Caminaba con lentitud, siempre me ha gustado contemplar a la gente por la calle décima. Se ponen paranoicos, corren, vigilan, atisban, se les acelera el corazón. Parecería que en la capital, transitar por el centro se convierte en todo un deporte extremo, un deporte donde no hay amigos, sólo ladrones, limosneros y timadores. Caminaba mirando a todos, como si fuera la única que no estuviera muerta del miedo, como si fuera la única que consideraba la décima como una calle común y corriente y no la puerta a un infierno abismal. En la otra acera vi a unos hombres caminando despacio, como si no tuvieran qué temer, llamaron mi atención y los detallé. Miraban a todo el mundo como si trataran de encontrar algo, me sobresalté, supe quienes eran o mejor, qué eran. Caminé tratando de disimular, pero uno de ellos me detectó, me miró y yo le devolví la mirada. Me había equivocado, no eran lo que yo pensaba: peor aun, eran cazadores. Uno de ellos, el que estaba más atrás, llamó mi atención. Estaba enfundado en su gabán pero aún así lo reconocí. Sin pensar en lo que podría pasarme atravesé la calle, corriendo sin fijarme en el Transmilenio que venía lejos. Llegué a su lado en un santiamén, agitada y asustada.

—Oye, oye, ¿qué pasó?

Él agachó la cara para mirarme, era más alto y se tapaba con una bufanda, llevaba un parche en un ojo.

—¿Qué paso? —le volví a preguntar mientras agitaba mi grasienta presa de pollo—, desde la toma al pueblo desapareciste. ¿Dónde te metiste?

No dijo nada, sólo se quedó callado.

—¿Emiliano?

Seguía sin hablar, empecé a comprender qué había sucedido. Sus compañeros me rodearon. Adivinaron qué era yo.

—Oye… —alguno me tomó del cuello por la parte de atrás. Me dolió pero lo soporté, no podíamos iniciar algo allí, en medio del centro de Bogotá.

—¡Déjenla! —ordenó. Su voz era dura, sin sentimientos.

Me soltaron, se quedó callado mientras se destapaba la cara y dejaba al descubierto unas horribles cicatrices. Lo compadecí, debía haber sufrido mucho, llevaba en la frente un número tatuado. El código de alguna oscura prisión. Solté el pollo y alargué la mano para tocarle la cara, cogió mi mano con fuerza, demasiada fuerza, me lastimó sin compasión.
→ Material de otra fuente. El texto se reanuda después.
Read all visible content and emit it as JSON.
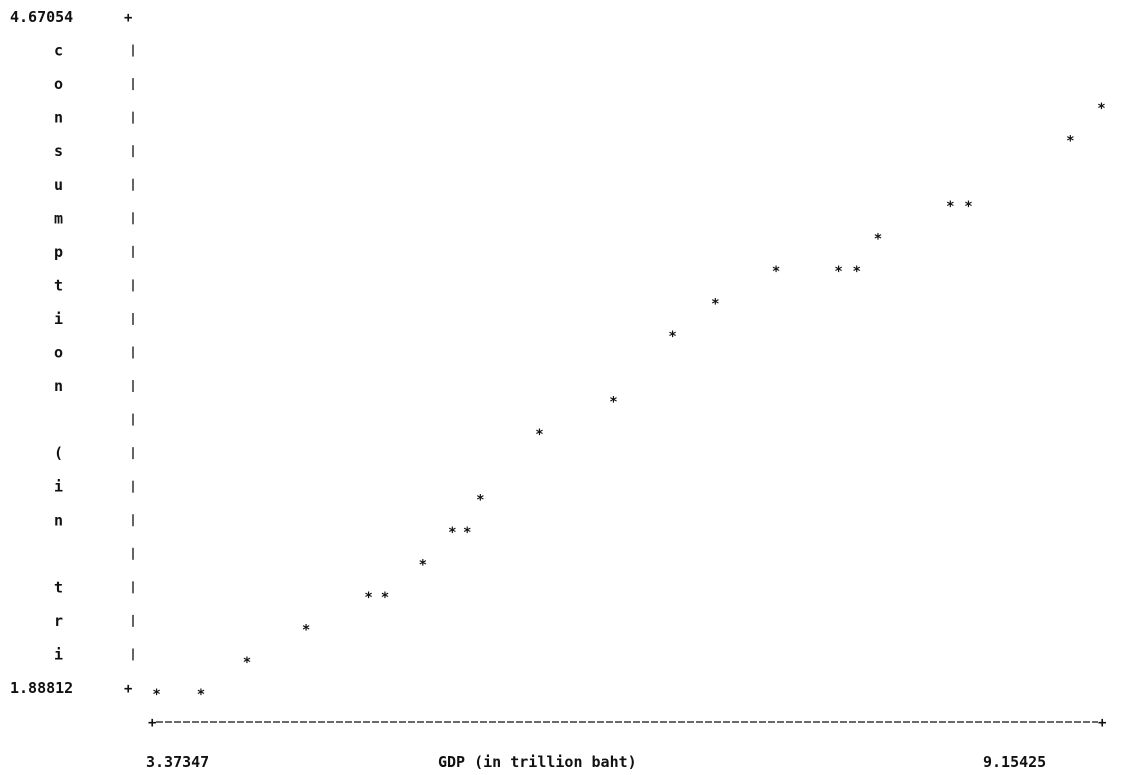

Gemí de dolor, lo llamaron desde adelante y me arrojó contra una pared mientras me daba la espalda.

—Tu hermana aún te busca —le dije desesperada, pensando que tal vez había sido ella quien le había despertado el poder.

Me miró, por un segundo creí que lo había recuperado, luego sonrió, de medio lado, como ahora sonreía.

—De allá vengo.

Tuve la visión de un apartamento lleno de sangre, una mujer y su hija asesinadas, descuartizadas.

—No puede ser —murmuré.

Acercó su horripilante cara desfigurada a mí.

—Hechicera —me dijo con desprecio, con odio, con el pedazo de lengua que aún le quedaba.

—¡Zeus! —lo volvieron a llamar.

Caminó despacio, alejándose. Quise detenerlo. Quise protegerlo. Devolverlo de nuevo al pueblo para que viviera en paz. A lo lejos el cazador que era Zeus volteó para mirarme. En un tiempo no quebrado, un cazador vestido de sacerdote celebraba la misa de Réquiem por una traidora hechicera muerta. Guiaba el féretro hacia un cementerio pueblerino de cúpulas negras y almas de purgatorio. Luego, en la noche cuando todos se habían ido se quedó quieto mirando la tumba, esperando a que ella se levantara de entre los muertos para volverla a asesinar.